By the looks of this Tweet-storm, the rappers’ TLOP reconciliation was short-lived. Alternatively, Cudi is taking a play from his controversial bro’s playbook by drumming up some free hype for his new 18-track album, due out later this month. Unlike Kanye, Kid Cudi could use all the press he can get—his last offering, 2015’s Speedin’ Bullet 2 Heaven, which was inexplicably inspired by the 1990s indie music scene and sampled the voices of Beavis and Butt-Head, was also the worst-received album of his career.
But Cudi’s most buzzworthy Twitter accusation is aimed at a rapper with whom he has no public beef whatsoever. The “Day ‘N’ Nite” artist is clearly mocking Drake for using songwriters, an allegation that we’ve heard before.

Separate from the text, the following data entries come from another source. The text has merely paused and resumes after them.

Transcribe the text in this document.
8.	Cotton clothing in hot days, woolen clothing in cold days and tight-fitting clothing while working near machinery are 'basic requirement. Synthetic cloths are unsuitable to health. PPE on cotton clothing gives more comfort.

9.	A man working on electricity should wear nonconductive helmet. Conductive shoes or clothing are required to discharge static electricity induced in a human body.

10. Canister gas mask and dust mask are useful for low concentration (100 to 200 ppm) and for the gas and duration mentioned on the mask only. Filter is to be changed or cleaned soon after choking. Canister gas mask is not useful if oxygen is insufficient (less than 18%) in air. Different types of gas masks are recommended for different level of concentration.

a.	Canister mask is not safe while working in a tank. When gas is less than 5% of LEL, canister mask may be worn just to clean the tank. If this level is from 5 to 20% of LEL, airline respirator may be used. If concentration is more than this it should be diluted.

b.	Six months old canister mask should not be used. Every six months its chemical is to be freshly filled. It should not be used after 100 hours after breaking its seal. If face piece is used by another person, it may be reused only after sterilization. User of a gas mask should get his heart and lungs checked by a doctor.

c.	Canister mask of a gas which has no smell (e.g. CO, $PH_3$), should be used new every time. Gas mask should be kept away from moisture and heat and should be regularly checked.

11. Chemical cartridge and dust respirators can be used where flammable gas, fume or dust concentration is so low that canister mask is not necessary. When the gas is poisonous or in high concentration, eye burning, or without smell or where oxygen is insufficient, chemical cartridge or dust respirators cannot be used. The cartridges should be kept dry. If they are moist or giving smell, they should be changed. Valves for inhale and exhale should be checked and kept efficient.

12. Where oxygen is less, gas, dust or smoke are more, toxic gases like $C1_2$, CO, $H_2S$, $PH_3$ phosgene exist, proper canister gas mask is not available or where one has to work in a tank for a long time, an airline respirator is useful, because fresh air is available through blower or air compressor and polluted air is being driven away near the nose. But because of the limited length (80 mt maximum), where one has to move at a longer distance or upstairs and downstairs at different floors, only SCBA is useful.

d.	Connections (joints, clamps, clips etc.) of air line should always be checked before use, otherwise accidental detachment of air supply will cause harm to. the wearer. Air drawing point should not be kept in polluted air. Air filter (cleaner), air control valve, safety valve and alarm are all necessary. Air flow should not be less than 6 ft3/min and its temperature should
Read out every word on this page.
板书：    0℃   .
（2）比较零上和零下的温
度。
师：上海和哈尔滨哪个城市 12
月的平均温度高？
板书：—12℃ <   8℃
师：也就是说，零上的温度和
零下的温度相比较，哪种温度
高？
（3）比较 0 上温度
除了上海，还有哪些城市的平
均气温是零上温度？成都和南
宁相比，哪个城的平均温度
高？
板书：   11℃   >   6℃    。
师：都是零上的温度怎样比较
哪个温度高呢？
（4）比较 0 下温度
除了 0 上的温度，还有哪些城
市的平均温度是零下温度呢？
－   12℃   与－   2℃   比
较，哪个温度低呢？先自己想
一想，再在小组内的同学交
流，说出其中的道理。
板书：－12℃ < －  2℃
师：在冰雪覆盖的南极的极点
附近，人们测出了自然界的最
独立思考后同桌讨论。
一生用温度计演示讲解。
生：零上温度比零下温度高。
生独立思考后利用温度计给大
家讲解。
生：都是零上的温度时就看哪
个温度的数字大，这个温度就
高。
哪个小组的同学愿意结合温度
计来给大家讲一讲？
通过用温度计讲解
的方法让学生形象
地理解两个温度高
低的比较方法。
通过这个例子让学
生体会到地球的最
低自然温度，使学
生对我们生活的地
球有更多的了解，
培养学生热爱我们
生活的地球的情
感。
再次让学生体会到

After Meek Mill famously took these ghostwriter rumors to Twitter, Drake went as far as admitting to music blog The Fader that music “can be a collaborative process.” Songwriters aside, Drake was the undisputed winner of that summer social media beef, quickly churning out two diss tracks that left Mill shaking and hiding under a pile of Nicki Minaj’s concert wigs. But perhaps the most persuasive argument in Drake’s favor was his subsequent verse on Rihanna’s dancehall hit, “Work.” If Drake really had 30 ghostwriters on his payroll, wouldn’t he have come up with a better line than “If you had a twin, I would still choose you”?
Over the past decade, Cudi’s once-promising career has dwindled, as his style—atmospheric, electronic-inspired introspection—has reinvigorated the rap world. Newer artists like Chance the Rapper have specifically cited Cudi, and you can hear his influence everywhere from Travis Scott to Young Thug and Rich Homie Quan. Given Cudi’s recent resuscitation as a hip-hop elder, it follows that he’s finally gained the confidence to call out two of hip-hop’s biggest names. Still, Cudi hardly has the career or the clout to go after Yeezus and the 6 God—it’s only a matter of time before one of the powerful rappers claps back.